Les superstitions

Publié par Bibliothèques de Nancy le

Lieu évoqué : Auboué

« On accède au logis des voisins par les portes de fer accrochées aux barrières grises qui clôturent les jardins.

Griiii, griii. Elles grincent quand on les ouvre. Je cours, remontant les allées étroites et je franchis impunément les seuils, car presque partout, je suis chez moi. Je vais faire la causette aux amis de mes parents. Ils sont ma famille. Des oncles, des tantes, des grands frères, des grandes sœurs, des grands-pères et des grands-mères adoptifs. Mais je ne sais pas qu’ils sont adoptifs. Ou plutôt, je fais comme s’ils ne l’étaient pas. D’ailleurs eux non plus ne savent pas que je suis leur nièce, leur sœur, leur petite-fille adoptive. Ils m’aiment. Ils écoutent mes histoires. Ils me parlent. Ils me font rire. Ils me prennent sur leurs genoux.
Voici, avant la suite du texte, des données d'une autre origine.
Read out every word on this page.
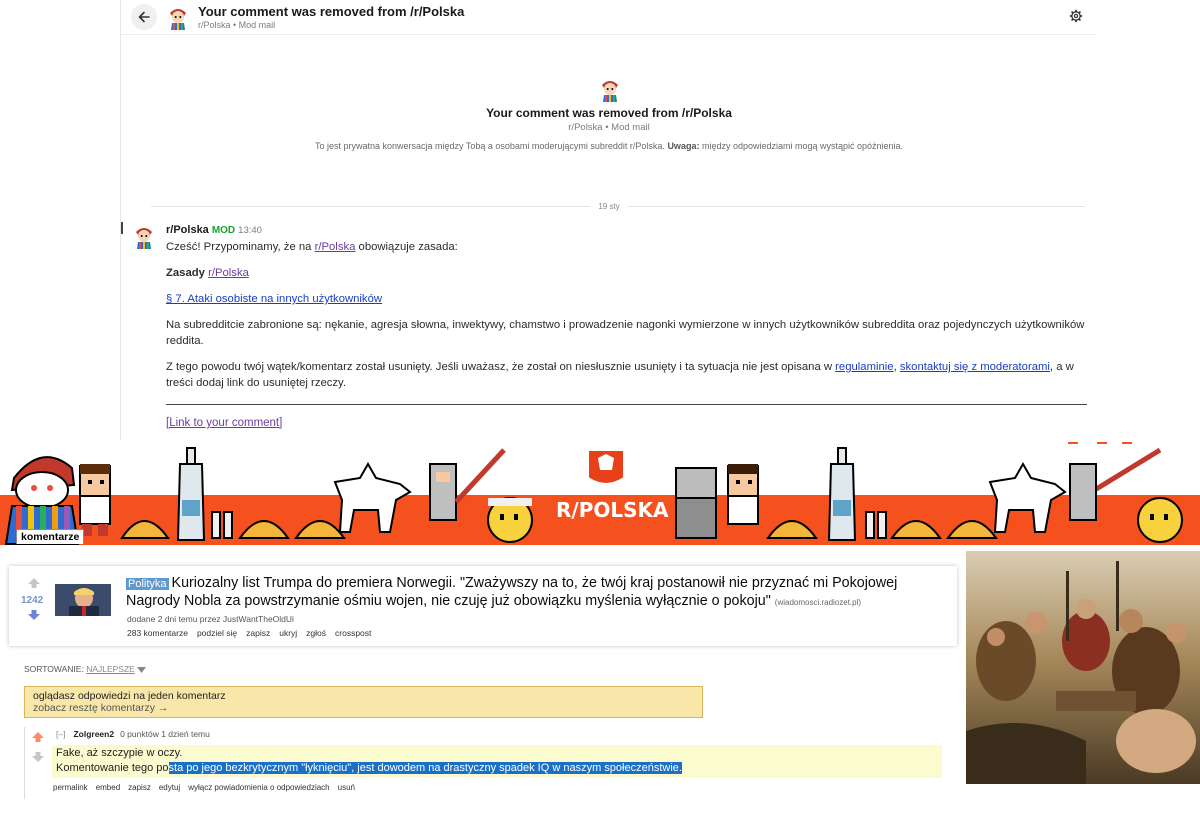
Your comment was removed from /r/Polska
r/Polska • Mod mail
Your comment was removed from /r/Polska
r/Polska • Mod mail
To jest prywatna konwersacja między Tobą a osobami moderującymi subreddit r/Polska. Uwaga: między odpowiedziami mogą wystąpić opóźnienia.
19 sty
r/Polska MOD 13:40

Cześć! Przypominamy, że na r/Polska obowiązuje zasada:

Zasady r/Polska

§ 7. Ataki osobiste na innych użytkowników

Na subredditcie zabronione są: nękanie, agresja słowna, inwektywy, chamstwo i prowadzenie nagonki wymierzone w innych użytkowników subreddita oraz pojedynczych użytkowników reddita.

Z tego powodu twój wątek/komentarz został usunięty. Jeśli uważasz, że został on niesłusznie usunięty i ta sytuacja nie jest opisana w regulaminie, skontaktuj się z moderatorami, a w treści dodaj link do usuniętej rzeczy.

[Link to your comment]
R/POLSKA
komentarze
1242
Polityka Kuriozalny list Trumpa do premiera Norwegii. "Zważywszy na to, że twój kraj postanowił nie przyznać mi Pokojowej Nagrody Nobla za powstrzymanie ośmiu wojen, nie czuję już obowiązku myślenia wyłącznie o pokoju" (wiadomosci.radiozet.pl)
dodane 2 dni temu przez JustWantTheOldUi
283 komentarze podziel się zapisz ukryj zgłoś crosspost
SORTOWANIE: NAJLEPSZE
oglądasz odpowiedzi na jeden komentarz
zobacz resztę komentarzy →
[–] Zolgreen2 0 punktów 1 dzień temu
Fake, aż szczypie w oczy.
Komentowanie tego posta po jego bezkrytycznym "łyknięciu", jest dowodem na drastyczny spadek IQ w naszym społeczeństwie.
permalink embed zapisz edytuj wyłącz powiadomienia o odpowiedziach usuń
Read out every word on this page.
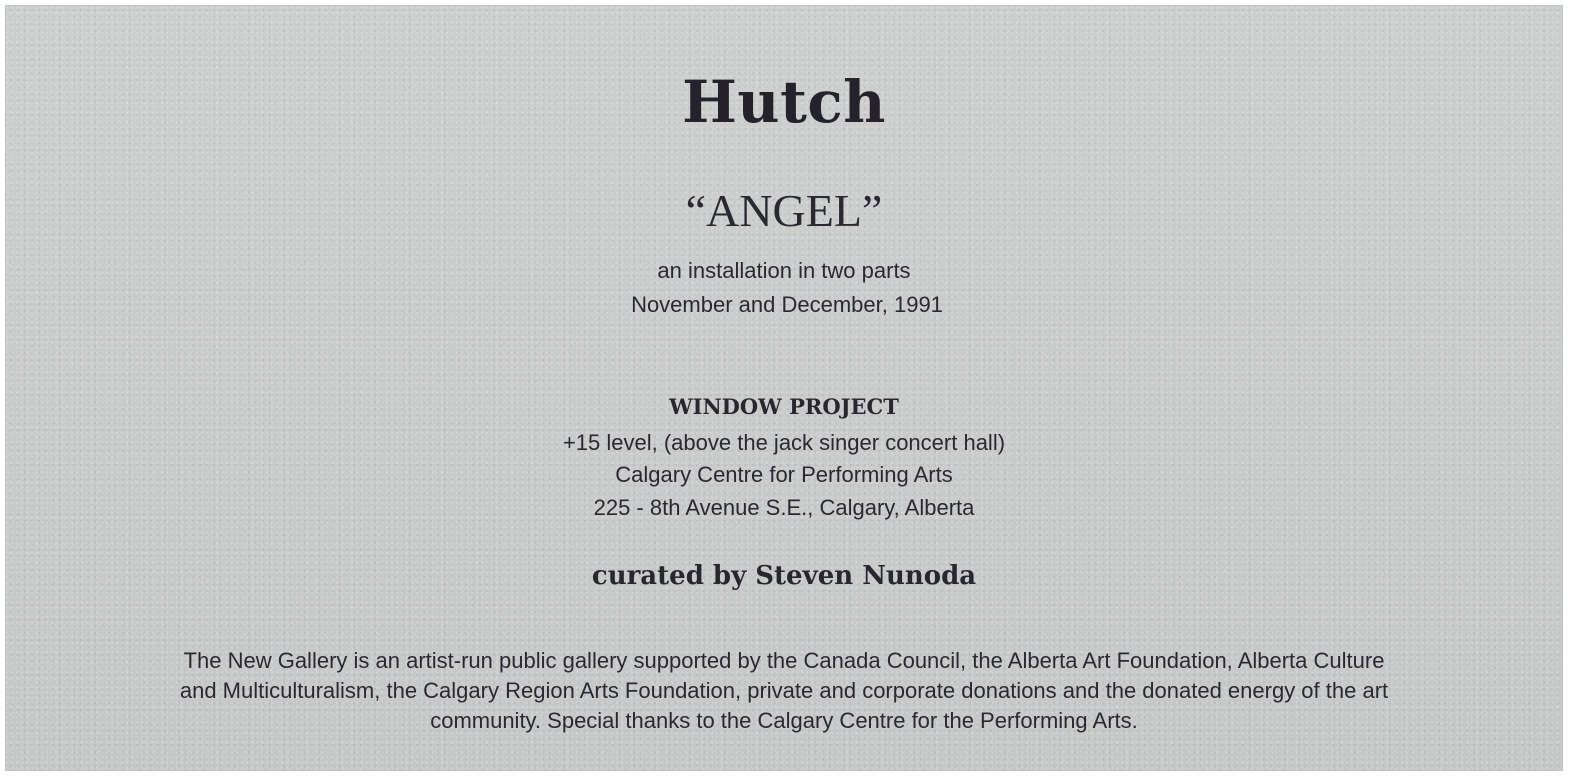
Hutch
“ANGEL”
an installation in two parts
November and December, 1991
WINDOW PROJECT
+15 level, (above the jack singer concert hall)
Calgary Centre for Performing Arts
225 - 8th Avenue S.E., Calgary, Alberta
curated by Steven Nunoda
The New Gallery is an artist-run public gallery supported by the Canada Council, the Alberta Art Foundation, Alberta Culture
and Multiculturalism, the Calgary Region Arts Foundation, private and corporate donations and the donated energy of the art
community. Special thanks to the Calgary Centre for the Performing Arts.
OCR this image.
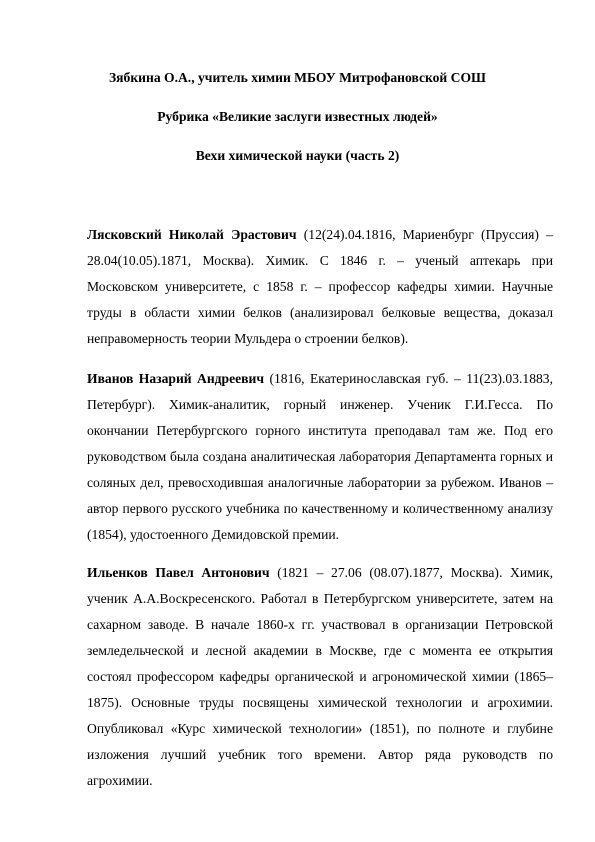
Зябкина О.А., учитель химии МБОУ Митрофановской СОШ
Рубрика «Великие заслуги известных людей»
Вехи химической науки (часть 2)

Лясковский Николай Эрастович (12(24).04.1816, Мариенбург (Пруссия) – 28.04(10.05).1871, Москва). Химик. С 1846 г. – ученый аптекарь при Московском университете, с 1858 г. – профессор кафедры химии. Научные труды в области химии белков (анализировал белковые вещества, доказал неправомерность теории Мульдера о строении белков).

Иванов Назарий Андреевич (1816, Екатеринославская губ. – 11(23).03.1883, Петербург). Химик-аналитик, горный инженер. Ученик Г.И.Гесса. По окончании Петербургского горного института преподавал там же. Под его руководством была создана аналитическая лаборатория Департамента горных и соляных дел, превосходившая аналогичные лаборатории за рубежом. Иванов – автор первого русского учебника по качественному и количественному анализу (1854), удостоенного Демидовской премии.

Ильенков Павел Антонович (1821 – 27.06 (08.07).1877, Москва). Химик, ученик А.А.Воскресенского. Работал в Петербургском университете, затем на сахарном заводе. В начале 1860-х гг. участвовал в организации Петровской земледельческой и лесной академии в Москве, где с момента ее открытия состоял профессором кафедры органической и агрономической химии (1865–1875). Основные труды посвящены химической технологии и агрохимии. Опубликовал «Курс химической технологии» (1851), по полноте и глубине изложения лучший учебник того времени. Автор ряда руководств по агрохимии.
Les premiers dans mon cœur, ce sont les voisins du dessous. La grand-mère et le grand-père Monardi. De chez nous, je les entends très souvent crier en italien des jurons et des blasphèmes très rigolos. La Reine me défend bien de les répéter. Alors je me les répète et les fait chanter dans ma tête. Je les prononce en cachette avec ma sœur, des dizaines de fois, et ça fait une musique qui nous fait éclater de rire. Quand la reine va en ville, elle nous laisse parfois sous leur garde.

La grand-mère Monardi est une très vieille femme d’au moins cinquante ans. Elle porte comme mes aïeules, la robe noire des italiennes qui n’en finissent plus d’être en deuil et les cheveux tirés en arrière, serrés, enfermés avec de nombreuses épingles, dans un chignon gris.

Elle nous apprend des tas de choses cette merveilleuse grand-mère ! Quand elle fait des crêpes, à la chandeleur, elle nous montre comment devenir riches en faisant sauter les crêpes, une pièce de monnaie dans la main qui tient le manche de la poêle. Le plus épatant et qu’elle nous permet d’essayer la manœuvre et rit lorsque la crêpe nous échappe et tombe sur le plancher. Puis, elle place la pièce sur le haut de l’armoire de sa cuisine pour que le sort soit favorable. La Reine ne veut rien faire de tout cela. En vain nous la supplions. Pas pour devenir riche. Seulement pour voir le sort. Elle dit que ce sont des superstitions. Moi j’adore les superstitions. Je les trouve jolies. »

Armelle Galloni, Mine de riens, Éditions Paroles de Lorrains, 2018, pp.77-78.